I am a contractor for a firm where I am assigned an office that I am required to use.The nature of the job does not require me to use my own laptop but it would be hard to do the job if I did not use mine. Last week the outlet in the office had a power surge and my laptop was destroyed (the motherboard was fried). Is there any chance that they are required to cover the replacement cost for the damaged property?

Asked on April 10, 2012 under Employment Labor Law, District of Columbia

Answers:

SJZ, Member, New York Bar / FreeAdvice Contributing Attorney

Answered 9 years ago | Contributor

It is highly unlikely that the firm would have to pay for your laptop. First, a person or business entity is only responsible for property damage to the extent you can show they were at fault. Fault is predicated on either an intentional bad act or negligence, which is unreasonable carelessness. Unless you can show that the firm was aware of a significantly higher than normal probabilty of power surges, either in their office generally or from this outlet, and that notwithstanding this knowledge, they neither corrected the problem nor at least warned you, you would not be able to show any negligence or fault on their behalf.

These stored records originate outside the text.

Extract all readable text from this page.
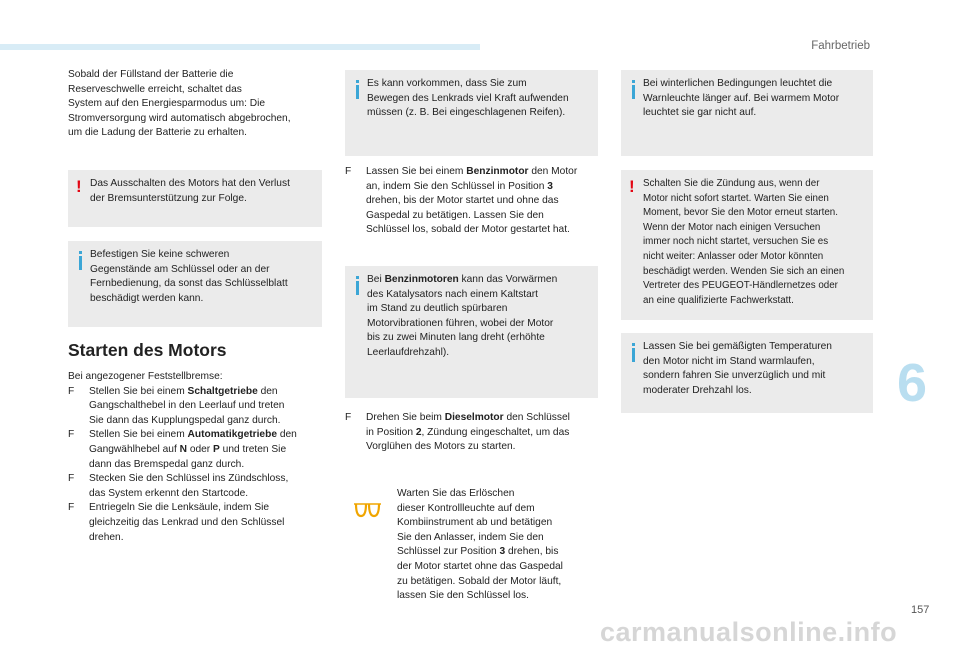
Fahrbetrieb
Sobald der Füllstand der Batterie die
Reserveschwelle erreicht, schaltet das
System auf den Energiesparmodus um: Die
Stromversorgung wird automatisch abgebrochen,
um die Ladung der Batterie zu erhalten.
! Das Ausschalten des Motors hat den Verlust
der Bremsunterstützung zur Folge.
Befestigen Sie keine schweren
Gegenstände am Schlüssel oder an der
Fernbedienung, da sonst das Schlüsselblatt
beschädigt werden kann.
Starten des Motors
Bei angezogener Feststellbremse:
F Stellen Sie bei einem Schaltgetriebe den
Gangschalthebel in den Leerlauf und treten
Sie dann das Kupplungspedal ganz durch.
F Stellen Sie bei einem Automatikgetriebe den
Gangwählhebel auf N oder P und treten Sie
dann das Bremspedal ganz durch.
F Stecken Sie den Schlüssel ins Zündschloss,
das System erkennt den Startcode.
F Entriegeln Sie die Lenksäule, indem Sie
gleichzeitig das Lenkrad und den Schlüssel
drehen.
Es kann vorkommen, dass Sie zum
Bewegen des Lenkrads viel Kraft aufwenden
müssen (z. B. Bei eingeschlagenen Reifen).
F Lassen Sie bei einem Benzinmotor den Motor
an, indem Sie den Schlüssel in Position 3
drehen, bis der Motor startet und ohne das
Gaspedal zu betätigen. Lassen Sie den
Schlüssel los, sobald der Motor gestartet hat.
Bei Benzinmotoren kann das Vorwärmen
des Katalysators nach einem Kaltstart
im Stand zu deutlich spürbaren
Motorvibrationen führen, wobei der Motor
bis zu zwei Minuten lang dreht (erhöhte
Leerlaufdrehzahl).
F Drehen Sie beim Dieselmotor den Schlüssel
in Position 2, Zündung eingeschaltet, um das
Vorglühen des Motors zu starten.
Warten Sie das Erlöschen
dieser Kontrollleuchte auf dem
Kombiinstrument ab und betätigen
Sie den Anlasser, indem Sie den
Schlüssel zur Position 3 drehen, bis
der Motor startet ohne das Gaspedal
zu betätigen. Sobald der Motor läuft,
lassen Sie den Schlüssel los.
Bei winterlichen Bedingungen leuchtet die
Warnleuchte länger auf. Bei warmem Motor
leuchtet sie gar nicht auf.
! Schalten Sie die Zündung aus, wenn der
Motor nicht sofort startet. Warten Sie einen
Moment, bevor Sie den Motor erneut starten.
Wenn der Motor nach einigen Versuchen
immer noch nicht startet, versuchen Sie es
nicht weiter: Anlasser oder Motor könnten
beschädigt werden. Wenden Sie sich an einen
Vertreter des PEUGEOT-Händlernetzes oder
an eine qualifizierte Fachwerkstatt.
Lassen Sie bei gemäßigten Temperaturen
den Motor nicht im Stand warmlaufen,
sondern fahren Sie unverzüglich und mit
moderater Drehzahl los.	6
157
carmanualsonline.info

Second, you may be precluded froom recovering due to your own negligence--those who use laptops should bring surge protectors with them (since many outlets at different locations where they might plug in won't have their own surge protectors) and use them. It may be the case that not having a plugging in through a surge protector would be deemed to be careless on your part, barring, or at least substantially reducing, any amounts you might otherwise be able to claim.